第一テーパー部と第2テーパー部の概要を示す図である。
軟質化させる部位の範囲と成形荷重との関係を示す図である。
0~36%位置の硬さと成形荷重との関係を示す図である。
熱処理温度と硬さとの関係を示す図である。
【発明を実施するための形態】
【0009】
まずは本願発明を説明するに当たり、嵌合用鋼管を簡単に説明する。図1に嵌合用鋼管を複数本勘合(例えば2本勘合)して架線柱する場合の模式図を示す。本発明の特徴となる部位は、嵌合下管(勘合する側)の上側管端の、縮径加工部であり、他方の拡管加工された上管が前記嵌合下管の上側管端に被せることで、摩擦力で勘合する。この時嵌合下管の縮径加工部には、ゆるやかなテーパー率の第一テーパー部と、第一テーパー部より急なテーパー率の第二テーパー部がある。本発明の特徴に係り特に重要なのは上管と勘合する第一テーパー部であり、元の径に対して大きく縮径加工する必要がある。ここで図2に示す様に、本願発明に係る嵌合部の長さは、架線柱のサイズ等により変化するので、便宜上第一テーパー部の長さを100%と定義する。
【0010】
発明者らは課題を解決するために、解析により縮径加工時に荷重が大きくかかる部位を詳細に特定し、その部位を軟質化させ加工性を向上させることを考えた。さらにこの時に縮径により加わるひずみによる加工硬化量を鑑み、最終製品となった際に全ての部位で必要な590MPa以上の強度レベルが確保され、かつ縮径加工が座屈なく安定して可能となるよう、加工される部位に相当する全長で、母材部と溶接部の硬度差を小さくすることを志向した。
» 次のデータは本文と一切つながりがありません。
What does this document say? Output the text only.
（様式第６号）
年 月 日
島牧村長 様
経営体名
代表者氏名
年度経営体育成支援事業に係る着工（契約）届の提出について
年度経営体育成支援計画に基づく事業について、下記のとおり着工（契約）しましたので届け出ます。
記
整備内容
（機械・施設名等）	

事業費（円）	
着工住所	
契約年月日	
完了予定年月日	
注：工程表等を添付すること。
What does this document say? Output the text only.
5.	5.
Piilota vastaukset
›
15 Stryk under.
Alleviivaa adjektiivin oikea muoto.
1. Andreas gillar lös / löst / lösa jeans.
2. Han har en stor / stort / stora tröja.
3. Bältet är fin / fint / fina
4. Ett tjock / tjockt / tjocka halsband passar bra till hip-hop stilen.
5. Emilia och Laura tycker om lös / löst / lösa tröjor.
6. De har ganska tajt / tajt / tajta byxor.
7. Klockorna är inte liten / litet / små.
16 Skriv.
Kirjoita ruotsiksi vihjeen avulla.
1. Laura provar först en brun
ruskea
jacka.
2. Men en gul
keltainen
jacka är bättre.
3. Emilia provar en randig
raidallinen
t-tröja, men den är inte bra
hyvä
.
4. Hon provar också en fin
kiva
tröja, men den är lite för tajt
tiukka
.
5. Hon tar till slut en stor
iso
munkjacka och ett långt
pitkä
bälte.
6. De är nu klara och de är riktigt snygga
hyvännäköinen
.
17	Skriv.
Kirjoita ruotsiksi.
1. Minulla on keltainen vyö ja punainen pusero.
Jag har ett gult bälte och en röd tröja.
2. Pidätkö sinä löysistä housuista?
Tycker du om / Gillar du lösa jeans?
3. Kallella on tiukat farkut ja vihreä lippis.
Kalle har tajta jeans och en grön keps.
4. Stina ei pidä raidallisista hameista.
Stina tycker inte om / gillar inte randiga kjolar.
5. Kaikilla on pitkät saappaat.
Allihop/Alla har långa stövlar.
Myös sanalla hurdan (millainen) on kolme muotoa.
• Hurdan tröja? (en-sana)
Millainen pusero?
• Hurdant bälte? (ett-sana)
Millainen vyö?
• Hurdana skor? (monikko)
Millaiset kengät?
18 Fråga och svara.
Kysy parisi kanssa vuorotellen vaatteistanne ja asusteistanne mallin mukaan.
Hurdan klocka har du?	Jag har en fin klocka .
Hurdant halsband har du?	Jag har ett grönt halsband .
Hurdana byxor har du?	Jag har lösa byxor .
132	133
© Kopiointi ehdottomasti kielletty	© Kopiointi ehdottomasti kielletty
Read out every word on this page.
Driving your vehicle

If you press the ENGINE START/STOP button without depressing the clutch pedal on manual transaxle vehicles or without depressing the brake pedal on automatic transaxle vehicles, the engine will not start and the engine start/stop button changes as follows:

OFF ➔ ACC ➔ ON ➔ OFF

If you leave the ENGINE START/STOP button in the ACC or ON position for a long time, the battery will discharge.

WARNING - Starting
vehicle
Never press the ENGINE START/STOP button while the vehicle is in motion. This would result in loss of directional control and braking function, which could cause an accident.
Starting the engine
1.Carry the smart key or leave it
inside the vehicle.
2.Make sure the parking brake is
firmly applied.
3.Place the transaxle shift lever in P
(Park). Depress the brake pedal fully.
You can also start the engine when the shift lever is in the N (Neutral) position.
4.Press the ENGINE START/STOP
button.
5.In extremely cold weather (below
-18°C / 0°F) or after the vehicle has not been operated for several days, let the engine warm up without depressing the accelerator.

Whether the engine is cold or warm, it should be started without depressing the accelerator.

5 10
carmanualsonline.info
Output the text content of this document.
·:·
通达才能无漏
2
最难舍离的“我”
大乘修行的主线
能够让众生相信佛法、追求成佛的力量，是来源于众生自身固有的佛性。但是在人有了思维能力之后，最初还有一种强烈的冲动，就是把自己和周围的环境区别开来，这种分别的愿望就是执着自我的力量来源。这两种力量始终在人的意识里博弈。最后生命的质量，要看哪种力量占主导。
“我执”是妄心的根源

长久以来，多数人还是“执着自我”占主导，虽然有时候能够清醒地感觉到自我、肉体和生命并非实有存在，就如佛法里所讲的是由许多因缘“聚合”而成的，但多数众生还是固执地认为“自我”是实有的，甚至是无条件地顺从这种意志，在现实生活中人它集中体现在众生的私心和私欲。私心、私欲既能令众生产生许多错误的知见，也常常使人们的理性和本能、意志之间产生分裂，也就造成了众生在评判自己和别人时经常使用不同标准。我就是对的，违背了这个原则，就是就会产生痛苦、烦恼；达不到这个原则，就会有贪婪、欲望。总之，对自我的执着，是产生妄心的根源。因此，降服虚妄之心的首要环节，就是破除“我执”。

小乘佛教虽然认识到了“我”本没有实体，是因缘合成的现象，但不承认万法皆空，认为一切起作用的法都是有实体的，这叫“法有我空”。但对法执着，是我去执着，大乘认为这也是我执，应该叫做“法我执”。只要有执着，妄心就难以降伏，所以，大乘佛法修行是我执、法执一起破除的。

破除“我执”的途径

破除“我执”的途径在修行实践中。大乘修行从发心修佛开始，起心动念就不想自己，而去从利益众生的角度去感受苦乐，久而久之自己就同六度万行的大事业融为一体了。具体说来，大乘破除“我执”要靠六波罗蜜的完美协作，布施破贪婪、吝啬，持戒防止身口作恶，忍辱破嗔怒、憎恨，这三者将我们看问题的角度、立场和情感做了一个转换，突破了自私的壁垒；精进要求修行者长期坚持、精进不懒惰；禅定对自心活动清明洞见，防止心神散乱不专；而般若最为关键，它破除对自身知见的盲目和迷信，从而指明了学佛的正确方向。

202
実際の加工硬化量として、縮径部では90MPa以上が見込めるため、熱処理を行って軟化させ縮径前の状態としては、500MPa以上の強度が必要となる。これらの要件を達成すべく、長手方向で熱処理条件を変化させることで上記した全ての条件を満足した成形性に優れた高強度嵌合架線柱用鋼管を得ることが出来ることを発明した。